Aus den Lautsprechern dröhnte "We are the champions" und eine überdimensionale Laser-Lightshow tauchte die Halle in bizarres Licht, als die Kanzlerkandidatin mit ihrem Tross einmarschierte. Das Sympathiegetöse von den Rängen schwoll zu einem minutenlangen ohrenbetäubenden Lärm an. Angela Merkel erhob sich mehrmals von ihrem Platz, um, ganz nach der Art amerikanischer Parteitagsmanie, die Huldigung entgegenzunehmen.

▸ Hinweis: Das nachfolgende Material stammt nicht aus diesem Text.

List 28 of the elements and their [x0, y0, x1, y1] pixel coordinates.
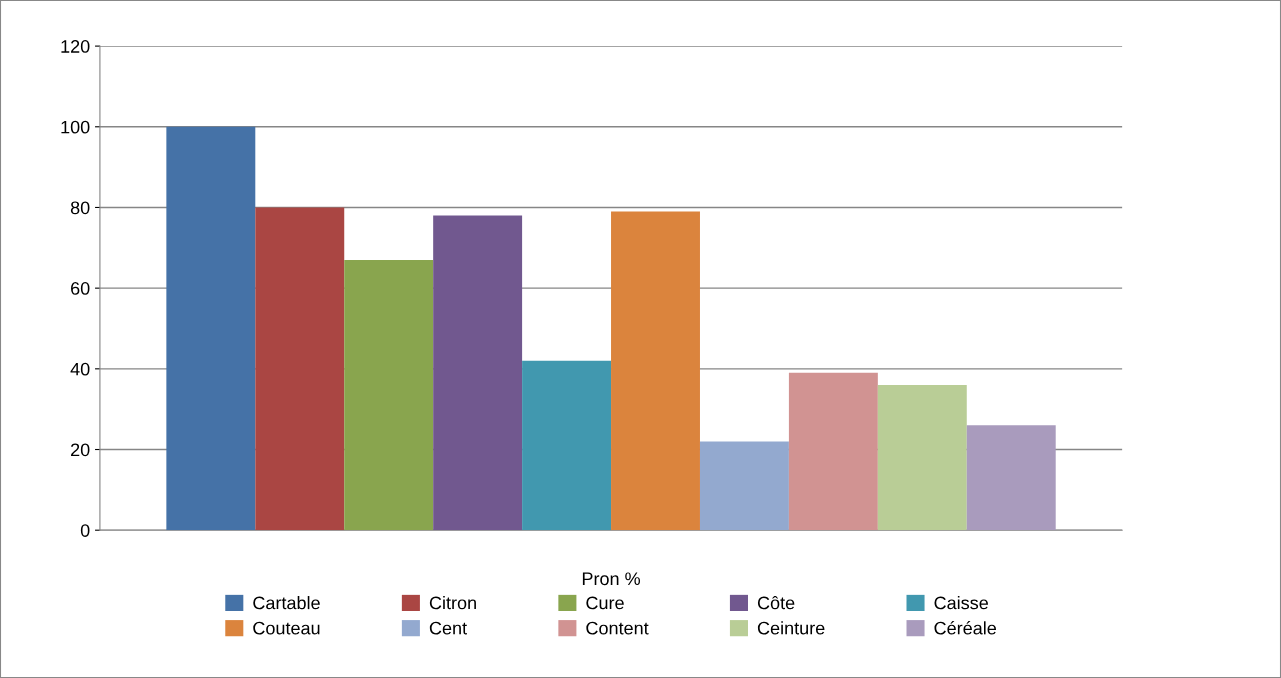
bar: [166, 126, 256, 531]
y-tick-label: 100: [61, 120, 90, 134]
legend-label: Caisse: [934, 596, 988, 610]
bar: [877, 384, 967, 531]
y-tick-label: 20: [71, 443, 90, 457]
legend-label: Couteau: [253, 621, 320, 635]
bar: [699, 441, 789, 531]
bar: [255, 207, 345, 531]
legend-label: Cure: [586, 596, 624, 610]
legend-label: Ceinture: [757, 621, 825, 635]
bar: [966, 425, 1056, 531]
legend-label: Cartable: [253, 596, 320, 610]
bar: [433, 215, 523, 531]
legend-label: Cent: [429, 621, 467, 635]
bar: [611, 211, 700, 531]
y-tick-label: 60: [71, 282, 90, 295]
bar: [522, 360, 612, 531]
bar: [788, 372, 878, 531]
y-tick-label: 80: [70, 201, 90, 215]
y-tick-label: 40: [70, 362, 90, 376]
y-tick-label: 0: [80, 524, 90, 537]
bar: [344, 259, 434, 531]
legend-label: Côte: [757, 595, 795, 610]
legend-label: Céréale: [934, 621, 997, 635]
legend-label: Citron: [429, 596, 476, 610]
y-tick-label: 120: [61, 40, 90, 53]
legend-label: Content: [586, 621, 649, 635]
x-tick-label: Pron %: [582, 572, 640, 586]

Das abstoßende Schauspiel, das an die düstere Vergangenheit der politischen Massenhysterie erinnerte, diente vor allem dazu, jedes ernste politische Nachdenken zu unterdrücken, während gleichzeitig die reaktionärsten politischen Kräfte mobilisiert werden. Seit Propagandaminister Joseph Goebbels 1943 im Berliner Sportpalast den fanatisierten Massen zurief: "Wollt ihr den totalen Krieg?", hat es in diesem Land keine derart provokative Inszenierung gegeben.

Rechtes Programm

Eine von ihr geführte Bundesregierung werde "von einer Erneuerung des Vaterlandes" geprägt sein, sagte Angela Merkel in ihrer 50-minütigen Parteitagsrede. Vor ihr hatte bereits der Bayerische Ministerpräsident und CSU-Chef Stoiber über "konservative Grundwerte wie Heimat und Patriotismus" doziert.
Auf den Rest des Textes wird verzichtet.